09話 ライナス様の様子が変です
私はお飾りの妻としての役目を淡々とこなしました。
お仕事ですからね。
夜会やサロンで笑顔を浮かべるのも、もちろんお仕事のうちです。
そして二年半が過ぎました。
ライナス様は三年で離縁するとおっしゃっていたので、離縁まであと半年です。
しかし……。
「これからは、食事は一緒に摂らないか?」
ある日、ライナス様が私にそう言いました。
嫌な予感はありました。
夜会やサロンで、ライナス様は最初のころは私を放り出してお友達のところへ行っていましたが。
だんだんに、私の隣にいるようになったのです。
そしてライナス様は、私のことをじろじろと見るようになりました。
嫌いな人にじろじろ見られたら不快でしかありません。
屋敷の中でも何故か偶然、顔を合わせることが増えました。
最初のころは屋敷の中でライナス様と顔を合わせることがなく、それなりに快適だったのですが。

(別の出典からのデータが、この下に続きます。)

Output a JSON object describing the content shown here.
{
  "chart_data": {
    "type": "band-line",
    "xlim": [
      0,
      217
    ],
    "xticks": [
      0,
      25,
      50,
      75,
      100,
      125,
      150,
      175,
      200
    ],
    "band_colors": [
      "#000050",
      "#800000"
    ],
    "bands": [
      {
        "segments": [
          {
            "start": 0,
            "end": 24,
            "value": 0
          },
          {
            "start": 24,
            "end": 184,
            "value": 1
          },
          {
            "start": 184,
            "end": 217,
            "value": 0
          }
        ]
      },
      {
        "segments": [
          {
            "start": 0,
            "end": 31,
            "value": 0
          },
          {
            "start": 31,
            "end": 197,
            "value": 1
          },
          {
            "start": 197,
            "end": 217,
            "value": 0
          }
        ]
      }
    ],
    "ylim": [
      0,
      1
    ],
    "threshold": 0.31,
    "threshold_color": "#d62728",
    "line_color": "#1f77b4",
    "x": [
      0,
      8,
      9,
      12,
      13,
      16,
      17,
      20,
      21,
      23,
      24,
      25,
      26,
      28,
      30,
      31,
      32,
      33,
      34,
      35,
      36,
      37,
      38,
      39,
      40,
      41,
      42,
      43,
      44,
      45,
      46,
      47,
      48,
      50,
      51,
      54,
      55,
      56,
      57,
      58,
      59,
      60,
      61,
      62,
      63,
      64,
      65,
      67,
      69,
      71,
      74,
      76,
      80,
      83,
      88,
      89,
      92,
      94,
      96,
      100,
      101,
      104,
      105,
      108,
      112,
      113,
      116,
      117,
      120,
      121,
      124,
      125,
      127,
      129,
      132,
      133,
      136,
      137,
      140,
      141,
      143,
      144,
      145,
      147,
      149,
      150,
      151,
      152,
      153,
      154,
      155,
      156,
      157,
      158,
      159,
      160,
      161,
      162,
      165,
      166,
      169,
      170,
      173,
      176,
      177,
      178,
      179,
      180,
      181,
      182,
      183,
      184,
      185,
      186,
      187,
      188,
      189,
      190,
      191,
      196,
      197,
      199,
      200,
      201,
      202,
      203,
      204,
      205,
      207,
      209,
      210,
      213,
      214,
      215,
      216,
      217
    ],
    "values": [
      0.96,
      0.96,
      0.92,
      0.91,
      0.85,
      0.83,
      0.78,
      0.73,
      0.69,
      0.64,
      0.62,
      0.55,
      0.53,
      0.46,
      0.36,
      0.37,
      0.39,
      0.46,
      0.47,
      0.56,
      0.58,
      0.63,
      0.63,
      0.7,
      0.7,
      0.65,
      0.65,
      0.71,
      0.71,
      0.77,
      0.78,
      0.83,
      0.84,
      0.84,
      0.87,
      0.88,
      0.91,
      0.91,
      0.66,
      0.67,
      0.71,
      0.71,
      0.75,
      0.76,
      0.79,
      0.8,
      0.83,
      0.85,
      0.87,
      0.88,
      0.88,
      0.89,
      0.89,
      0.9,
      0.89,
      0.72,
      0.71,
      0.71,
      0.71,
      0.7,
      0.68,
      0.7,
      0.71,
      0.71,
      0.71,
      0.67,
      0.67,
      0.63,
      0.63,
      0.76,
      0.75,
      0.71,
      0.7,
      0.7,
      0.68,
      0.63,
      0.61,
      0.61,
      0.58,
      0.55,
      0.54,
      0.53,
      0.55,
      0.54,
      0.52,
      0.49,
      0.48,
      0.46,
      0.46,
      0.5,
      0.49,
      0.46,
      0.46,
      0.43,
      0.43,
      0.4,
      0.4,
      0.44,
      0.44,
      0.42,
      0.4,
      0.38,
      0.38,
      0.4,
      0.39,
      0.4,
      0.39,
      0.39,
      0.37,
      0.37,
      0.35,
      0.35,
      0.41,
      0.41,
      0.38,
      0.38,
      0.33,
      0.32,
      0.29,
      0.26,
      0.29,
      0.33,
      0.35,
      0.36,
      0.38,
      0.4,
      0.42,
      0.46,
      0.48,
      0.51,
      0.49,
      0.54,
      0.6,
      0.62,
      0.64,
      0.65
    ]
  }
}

最近はライナス様が無駄に近くにいて、無駄に顔を出すので鬱陶しく思っておりました。
ライナス様は私に、白い結婚を約束してくださいましたので、その点には感謝しております。
ですが私を酷く侮辱してくださいましたから、差し引きしたら対等でしょう。
「何故ですか?」
私がそう質問すると、ライナス様ははにかむようにもじもじとして、私のほうをちらちらと見ながら言いました。
「……食事をともにしたほうが連絡も取りやすいだろう。何かと都合が良いと思うのだ」
「執事もメイドもいますから連絡の問題はありません。それに食事をともにしては無駄にライナス様と顔を合わせることになります。ライナス様のご意向に反するかと存じます」
「意向に反するなんて、そ、そんなことはない!」
「ご迷惑をおかけしたくありませんので遠慮いたします」
「セルマ!」
「ライナス様のお時間を無駄にさせてしまっては申し訳ありません。私はすぐに退散しますのでご安心ください。では失礼いたします」
それからも、ライナス様の擦り寄りは続きました。
ええ、擦り寄りとしか表現しようがありません。
用もないのに、無理やり用を作って私を呼ぶこともしばしばありました。
宝飾品をプレゼントしたいからとか。
「侯爵家の嫡子の妻にふさわしい宝飾品が必要だろう?」
「お義母様が用意してくださいました宝飾品がありますので結構です」
良い茶葉が手に入ったから一緒に飲もうとか。
「珍しい茶葉が手に入ったのだ。一緒にどうだ?」
「ライナス様のお邪魔はいたしません。どうぞお一人でお楽しみください」
旅行に行かないかとか。
「良い温泉地があるらしい。行ってみないか?」
「社交の予定が詰まっておりますので、私は王都を離れるわけにまいりません」
そういった誘いは、もちろん全て断りました。
最後の半年間は本当に苦行でした。
積極的に話しかけてくるライナス様を、いちいちやり過ごさなければなりませんでしたので。
ライナス様は、ご自身の周囲に群がって来る女性たちが、積極的に話しかけて来ることをとても嫌っていらっしゃいましたのに。
ご自分は平気で、私に同じことをなさるのですよね……。
興味がない異性に、積極的に話しかけられることの鬱陶しさを、ライナス様はご存知のはずなのに。
ご自分がなさる分にはよろしいのかしら。
それともライナス様は、ご自分が私に興味を持たれていると思っていらっしゃるのかしら。
まさか?
私に暴言を吐いて侮辱しておいて、それで好かれているなんて思っていませんよね?
(嫌だわ……)
そして……。
苦行の残り半年を耐え、ようやくのことで三年が経過しました。
待ちに待った、離縁のときです。